L’exercice de la psychothérapie correspond donc pour ces « psychothérapeutes » à un second métier, le premier relevant du secteur paramédical (infirmière, kinésithérapeute), du travail social et de l’éducation spécialisée, de l’éducation et du socioculturel, ou encore de la formation en relations humaines. Dans l’exercice de leur premier métier, beaucoup d’entre eux avaient des responsabilités : devenir psychothérapeute s’inscrit le plus souvent dans la continuité d’un parcours de mobilité. Parcours de mobilité plus précisément féminin, puisque les premiers métiers des « psychothérapeutes » sont, pour la plupart, des métiers de femmes et que l’exercice de la psychothérapie l’est aussi : les femmes représentent ainsi entre 2/3 et 3/4 des « psychothérapeutes ».
De ce point de vue, les « psychothérapeutes » ne se distinguent guère des psychologues. Ils/elles s’en distinguent, en revanche, par l’âge - il y a de jeunes psychologues - et par le niveau et surtout le type de formation générale : celle-ci correspond le plus fréquemment à un niveau bac + 2 ou + 3, mais ces études post-bac ont généralement été effectuées, partiellement au moins, hors de l’Université, dans des écoles professionnelles (d’infirmières, d’éducateurs/trices). Cette formation de base est jugée insuffisante par les détracteurs des « psychothérapeutes », mais ceux-ci rétorquent que l’expérience professionnelle acquise dans un premier métier est d’une qualité au moins égale à une formation générale de type académique.
Au début des années 2000, il avait pu sembler que les « psychothérapeutes » avaient réussi à ouvrir un vrai débat sur la question de la formation à l’exercice de la psychothérapie : formation générale de base, formation en psychopathologie et formation spécifique à la psychothérapie.

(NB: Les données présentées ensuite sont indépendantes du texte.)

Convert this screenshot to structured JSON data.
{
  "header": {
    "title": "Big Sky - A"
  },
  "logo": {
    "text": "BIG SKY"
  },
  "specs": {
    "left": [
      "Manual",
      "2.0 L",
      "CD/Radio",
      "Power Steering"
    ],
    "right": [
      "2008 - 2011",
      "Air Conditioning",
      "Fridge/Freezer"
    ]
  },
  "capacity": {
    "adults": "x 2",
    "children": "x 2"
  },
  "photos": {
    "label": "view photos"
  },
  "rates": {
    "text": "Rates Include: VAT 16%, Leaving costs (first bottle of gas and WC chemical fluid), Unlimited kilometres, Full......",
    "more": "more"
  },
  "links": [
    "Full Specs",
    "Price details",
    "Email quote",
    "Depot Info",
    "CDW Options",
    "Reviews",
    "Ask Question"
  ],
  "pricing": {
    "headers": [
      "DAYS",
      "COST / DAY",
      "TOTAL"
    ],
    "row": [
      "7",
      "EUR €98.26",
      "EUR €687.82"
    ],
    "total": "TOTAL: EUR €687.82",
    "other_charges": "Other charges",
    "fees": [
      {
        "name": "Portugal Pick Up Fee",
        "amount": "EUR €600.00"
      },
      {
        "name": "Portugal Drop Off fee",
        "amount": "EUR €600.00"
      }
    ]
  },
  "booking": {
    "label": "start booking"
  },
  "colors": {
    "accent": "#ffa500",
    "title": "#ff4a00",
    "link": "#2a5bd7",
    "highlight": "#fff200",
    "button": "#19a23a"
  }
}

Or, encore dans l’amendement visant à réglementer l’exercice de la psychothérapie voté en première lecture à l’Assemblée nationale en octobre 2003, « l’Amendement Accoyer », il n’est aucunement question de la formation. La loi promulguée évoque, elle, une formation en « psychopathologie clinique », sans que les longs et vifs débats qui ont précédé cette loi aient vraiment débattu de ce que devrait être la formation des psychothérapeutes, notamment sans envisager une quelconque formation spécifique à la psychothérapie ; on peut en outre noter, que la loi dispense6 de la formation en psychopathologie clinique non seulement les psychiatres, les psychologues et les psychanalystes, mais également les médecins. Au cours des presque trois années de débats depuis l’Amendement Accoyer - car tant que le décret d’application de la loi n’est pas promulgué ceux-ci se poursuivent - les « psychothérapeutes » ont gagné une certaine reconnaissance sociale, étant par exemple, eux aussi, invités par le Ministère de la Santé aux discussions sur les avant-projets de décret. Mais au final, à considérer la dernière version du projet de décret sortie le 2 octobre 2006, ils ne pourront plus utiliser le titre de psychothérapeute, titre que, parmi les divers professionnels pratiquant des psychothérapies, ils étaient les seuls à revendiquer.